The entity originally named 180 Life Sciences renamed itself to ETHZilla after purchasing Ethereum, but its stock price has fallen 76% since August.

  1. Debt buyback: The company recently obtained $80 million in debt financing from Cumberland DRW to support its $250 million stock buyback plan.

  2. Analyst interpretation: Kaiko analyst Adam Morgan McCarthy commented: "They are borrowing money to buy time, not to purchase tokens." This indicates that these companies are struggling to cope with challenges rather than succeeding in their encryption strategies.

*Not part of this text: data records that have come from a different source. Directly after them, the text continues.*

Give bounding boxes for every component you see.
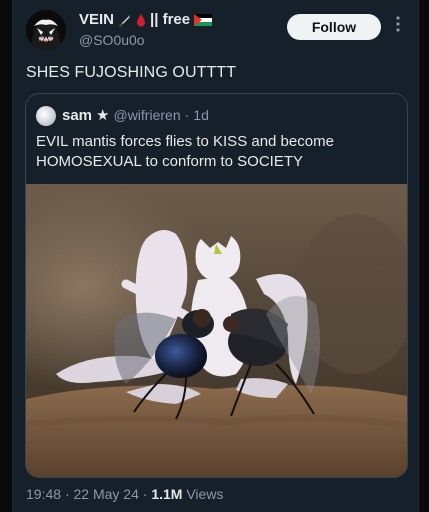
tweet-date[interactable]: 22 May 24 (74, 486, 139, 502)
tweet-text: SHES FUJOSHING OUTTTT (26, 64, 237, 81)
display-name[interactable]: VEIN (79, 11, 114, 28)
blood-drop-icon (137, 13, 146, 26)
follow-button[interactable]: Follow (287, 14, 381, 40)
quote-image[interactable] (26, 184, 407, 477)
quote-handle[interactable]: @wifrieren (113, 107, 180, 123)
quote-separator: · (184, 107, 190, 123)
meta-dot: · (142, 486, 148, 502)
avatar[interactable] (26, 10, 66, 50)
star-icon: ★ (96, 107, 110, 124)
user-handle[interactable]: @SO0u0o (79, 32, 145, 48)
mantis-fly-photo (26, 184, 407, 477)
quoted-tweet[interactable]: sam ★ @wifrieren · 1d EVIL mantis forces… (25, 93, 408, 478)
name-suffix: || free (150, 11, 191, 28)
globe-avatar[interactable] (36, 106, 56, 126)
quote-display-name[interactable]: sam (62, 107, 92, 124)
knife-icon (118, 14, 131, 27)
meta-dot: · (64, 486, 70, 502)
quote-age[interactable]: 1d (193, 107, 209, 123)
tweet-meta: 19:48 · 22 May 24 · 1.1M Views (26, 486, 223, 502)
tweet-time[interactable]: 19:48 (26, 486, 61, 502)
more-icon[interactable] (393, 16, 403, 36)
quote-text: EVIL mantis forces flies to KISS and bec… (36, 133, 334, 170)
views-count: 1.1M (151, 486, 183, 502)
views-label: Views (186, 486, 224, 502)
palestine-flag-icon (194, 13, 213, 26)
tweet-card: VEIN || free @SO0u0o Follow SHES FUJOSHI… (12, 0, 419, 512)
quote-name-row: sam ★ @wifrieren · 1d (62, 106, 209, 125)
venom-avatar (26, 10, 66, 50)
display-name-row[interactable]: VEIN || free (79, 11, 213, 28)
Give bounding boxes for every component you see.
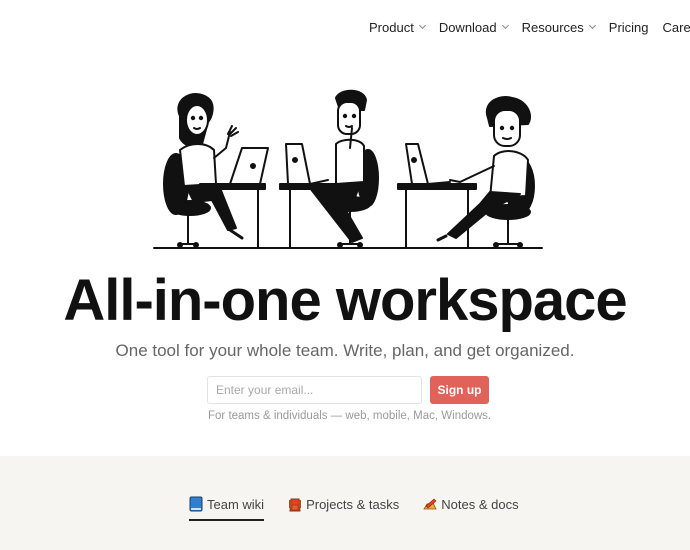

The paradox of undervaluation of encryption assets

The value of some companies' digital assets even exceeds their market value, yet investors still cast votes of no confidence in these companies' stocks.

  1. Empery Digital: The company holds Bitcoin worth $476 million, but its market value is only $378 million. Nevertheless, it still had to expand its debt financing limit to $85 million.

  2. Market Sentiment: This phenomenon of "market value being lower than the net value of cryptocurrency assets" indicates that investors' valuation of the company's operations and management strategies is lower than the digital assets they hold.

Market Confidence Weakens: Net Asset Value Premium Significantly Shrinks

Companies like SharpLink Gaming, Ton Strategy, and CEA Industries are also utilizing similar debt support strategies. Analysis from research firm K33 reveals a systematic weakening of investor confidence:

decline in the premium of Net Asset Value (NAV)

  1. Trading discount: K33 research shows that a quarter of listed Bitcoin treasury companies are currently trading below their net asset value (i.e., net worth of encryption assets).

  2. Valuation multiple: The average NAV multiple at which investors are paying a premium for the company's encryption assets has decreased from 3.76 in April to 2.8. This indicates that the premium investors are willing to pay for these companies is significantly decreasing.

This trend indicates that the strategy of encryption treasury is losing its effectiveness in boosting stock prices, and the market is repricing these companies' stocks with a more cautious and conservative attitude.

Conclusion

The price gravity of PIPE is becoming the sword of Damocles hanging over the heads of cryptocurrency treasury companies, and the collapse of Kindly MD (NAKA) is just a severe warning. As more PIPE lock-up periods approach their end, the selling pressure and valuation risks faced by related stocks will continue to escalate. At the same time, some companies' behavior of supporting stock prices through debt buybacks reflects a crisis of confidence among investors in the "cryptocurrency treasury" strategy. The market is no longer blindly paying high premiums but is returning to fundamentals and profitability. For investors, focusing on the PIPE issuance price and lock-up periods, as well as whether the company relies on debt to support stock prices, is key to avoiding potential big dump risks.

Disclaimer: This article is for news information only and does not constitute any investment advice. The encryption market is highly volatile, and investors should make cautious decisions.